By Audra Zook
“If I take the training wheels off, I might fall. If I don’t take them off, I can’t fall.” Such was my motto on bicycle riding when I was a six- or seven-year-old, until I had outgrown my Barbie bike, at which point my parents understandably were not eager to get me another one. Maybe it was four years of courageously working through the rigorous Program at St. John’s; maybe it was the fact that I was some fifteen years older, and training wheels would just look stupid. Whatever the cause, this summer I was willing to risk it.
It is often said that St. John’s prepares you for life, but did it prepare me for this? Unlike a Euclid proposition, I could not step back from my riding and figure out what to do next, for if I paused, I destroyed the activity. Yet every time I tried to move, the unwieldy system that was me and the bike tilted to one side alarmingly fast, prompting me to put down my feet at the very moment I knew I needed to keep them on the pedals.
I found myself thinking that the process would be so much easier if it were slower. Unfortunately, gravity doesn’t work that way. Unless, as I learned from Einstein in senior math, I could ride really, really fast, almost as fast as the speed of light; then, time would, in fact, slow down…okay, that was not helping.

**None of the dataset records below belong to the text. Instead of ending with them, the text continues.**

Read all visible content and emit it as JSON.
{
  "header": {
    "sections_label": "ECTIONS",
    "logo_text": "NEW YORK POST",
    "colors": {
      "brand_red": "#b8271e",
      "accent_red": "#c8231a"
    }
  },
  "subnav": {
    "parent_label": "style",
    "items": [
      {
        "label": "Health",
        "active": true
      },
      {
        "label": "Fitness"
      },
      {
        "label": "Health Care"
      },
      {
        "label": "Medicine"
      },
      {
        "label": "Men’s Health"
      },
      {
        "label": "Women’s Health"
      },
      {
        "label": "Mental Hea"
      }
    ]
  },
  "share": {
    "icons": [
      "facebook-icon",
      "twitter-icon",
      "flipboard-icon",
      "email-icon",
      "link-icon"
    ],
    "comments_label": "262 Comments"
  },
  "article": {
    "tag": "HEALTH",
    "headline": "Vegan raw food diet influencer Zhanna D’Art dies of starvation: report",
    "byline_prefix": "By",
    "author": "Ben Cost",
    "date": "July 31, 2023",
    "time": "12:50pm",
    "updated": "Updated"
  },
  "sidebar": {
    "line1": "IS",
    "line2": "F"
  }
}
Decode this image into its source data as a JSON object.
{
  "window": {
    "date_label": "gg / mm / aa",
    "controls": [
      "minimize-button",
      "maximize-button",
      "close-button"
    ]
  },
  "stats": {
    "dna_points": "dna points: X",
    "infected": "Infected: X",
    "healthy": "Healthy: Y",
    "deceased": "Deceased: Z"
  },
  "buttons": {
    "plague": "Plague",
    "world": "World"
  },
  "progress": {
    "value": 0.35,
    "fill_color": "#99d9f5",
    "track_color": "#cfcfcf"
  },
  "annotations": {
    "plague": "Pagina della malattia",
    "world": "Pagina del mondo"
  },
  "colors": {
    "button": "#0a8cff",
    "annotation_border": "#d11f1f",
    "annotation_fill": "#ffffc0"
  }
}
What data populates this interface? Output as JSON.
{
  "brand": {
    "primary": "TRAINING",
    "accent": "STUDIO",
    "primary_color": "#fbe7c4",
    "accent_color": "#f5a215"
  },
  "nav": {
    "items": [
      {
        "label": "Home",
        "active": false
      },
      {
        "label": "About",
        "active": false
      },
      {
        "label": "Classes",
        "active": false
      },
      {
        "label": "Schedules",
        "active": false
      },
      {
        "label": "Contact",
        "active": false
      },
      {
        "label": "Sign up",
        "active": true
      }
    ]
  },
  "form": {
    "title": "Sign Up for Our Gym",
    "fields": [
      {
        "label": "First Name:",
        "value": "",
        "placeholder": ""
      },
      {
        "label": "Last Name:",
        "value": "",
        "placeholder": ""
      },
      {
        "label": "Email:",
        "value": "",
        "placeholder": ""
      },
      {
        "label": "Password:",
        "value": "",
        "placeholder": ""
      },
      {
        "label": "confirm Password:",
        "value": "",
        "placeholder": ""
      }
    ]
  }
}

I need to concentrate on the more immediate, I told myself. How to get a feel for this strange contraption’s motion. Perhaps the perfect uniform circular motion in which Ptolemy, studied in sophomore math, knew all heavenly bodies must travel? But it turned out that repeating “uniform circular motion” over and over in my mind wasn’t helping much either. The wheels could not help but move forward in near-perfect circles; it was the side-to-side motion that was lacking perfection.
Next thought: unstable equilibrium, from Archimedes in freshman laboratory. That was better. To keep something in unstable equilibrium takes work, like keeping a stick upright in your hand. However, keeping it in stable equilibrium is simple: let it fall flat. In short, I could not expect that balancing on the bike would be instantly intuitive. I was back to the necessity of taking risks again, despite my attempts to return to the familiar. I should not have been surprised—if my St. John’s education has taught me anything, it’s that understanding does not come without being willing to leave one’s comfort zone, whether that is a set of preconceived notions about justice or the idea that one is safer with one’s feet on the ground.
That is not to say that I immediately embraced the state of feet-not-being-on-the-groundness necessary to ride. It took six days of slowly rolling down a slope, each day waiting a little longer to hit the brakes, before the joyous day of my success finally arrived.
Yet once I had balanced, I could no longer un-balance, just as once you “see” Euclid’s proof of the Pythagorean Theorem (that is, once you understand why the conclusion must follow from the proof), you can no longer “un-see” it, as any freshman will attest. So maybe learning to ride a bike is a bit like learning a Euclid prop. Maybe the Program did give me some courage I lacked before. In any case, I look forward to a life full of learning, always remembering that a little risk is worth it.